This model produces the same conclusion as the untransformed variable: SSRT increases significantly with age. The parameter estimate for Age has a different value, of course, because in m2.logged it represents the change in the logarithm of SSRT with every increase of one standard deviation in age, rather than the chance in SSRT itself.

If you read the paper carefully, you will see that the researchers considered whether a logarithmic transformation of SSRT might be better, and fitted models this way too. In the end they report the non-logged ones in the paper since, as they say, it leads to identical conclusions in this case. This is not necessarily always the case though: it can make a dramatic difference to what you conclude, especially if the violations are marked. You should therefore always check carefully for residual normality and violations of heteroscedasticity when you use a General Linear Model.
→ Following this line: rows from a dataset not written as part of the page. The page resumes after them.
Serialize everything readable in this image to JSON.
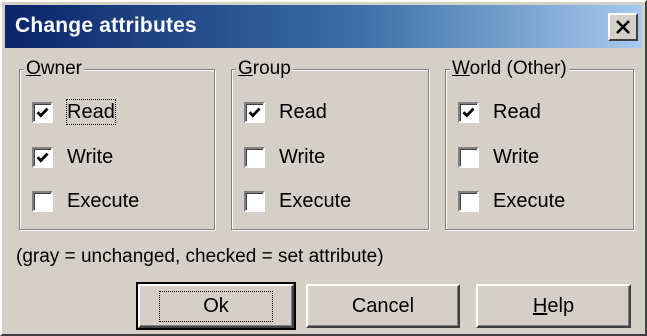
{
  "dialog": {
    "title": "Change attributes",
    "close_glyph": "×"
  },
  "groups": [
    {
      "legend_key": "O",
      "legend_rest": "wner",
      "items": [
        {
          "label": "Read",
          "checked": true,
          "focused": true
        },
        {
          "label": "Write",
          "checked": true
        },
        {
          "label": "Execute",
          "checked": false
        }
      ]
    },
    {
      "legend_key": "G",
      "legend_rest": "roup",
      "items": [
        {
          "label": "Read",
          "checked": true
        },
        {
          "label": "Write",
          "checked": false
        },
        {
          "label": "Execute",
          "checked": false
        }
      ]
    },
    {
      "legend_key": "W",
      "legend_rest": "orld (Other)",
      "items": [
        {
          "label": "Read",
          "checked": true
        },
        {
          "label": "Write",
          "checked": false
        },
        {
          "label": "Execute",
          "checked": false
        }
      ]
    }
  ],
  "hint": "(gray = unchanged, checked = set attribute)",
  "buttons": {
    "ok": "Ok",
    "cancel": "Cancel",
    "help_key": "H",
    "help_rest": "elp"
  },
  "icons": {
    "close": "close-icon",
    "check": "checkmark-icon"
  },
  "colors": {
    "face": "#d4d0c8",
    "title_start": "#0a246a",
    "title_end": "#a6caf0",
    "title_text": "#ffffff"
  }
}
7.6 Reporting your analysis

Having run a data analysis as we have done here, you need to do two things. The first is to make the definitive analysis script, to show to your collaborators and publish in the repository; and the second is to write up the analysis in the relevant section of your paper or thesis.

Here is the script I would file for the data analysis that we have produced so far (I would probably want to do some other things, like make some nice figures). Note how I use comments to make it comprehensible for readers and for myself if I come back to it in the future. Make sure you understand what all of this code is doing. (I assume in the following that we have settled on the model with all the predictors, m3 in the naming we used so far, as the definitive model.)

# Script to analyse the Paal et al. data

### Preliminaries #####

# Load up required packages 
library(tidyverse)
library(table1)

# Read in the data 
d <- read_csv("https://dfzljdn9uc3pi.cloudfront.net/2015/964/1/data_supplement.csv")
## New names:
## Rows: 58 Columns: 13
## ── Column specification
## ─────────────────────────────────── Delimiter: "," chr
## (1): Experimenter dbl (12): ...1, Sex, Age,
## Deprivation_Rank, Deprivation...
## ℹ Use `spec()` to retrieve the full column specification
## for this data. ℹ Specify the column types or set
## `show_col_types = FALSE` to quiet this message.
## • `` -> `...1`
# Rename the first column
colnames(d)[1] = "Participant_Number"

# Calculate a change in mood variable
d <- d %>% mutate(Difference_Mood = Final_Mood - Initial_Mood)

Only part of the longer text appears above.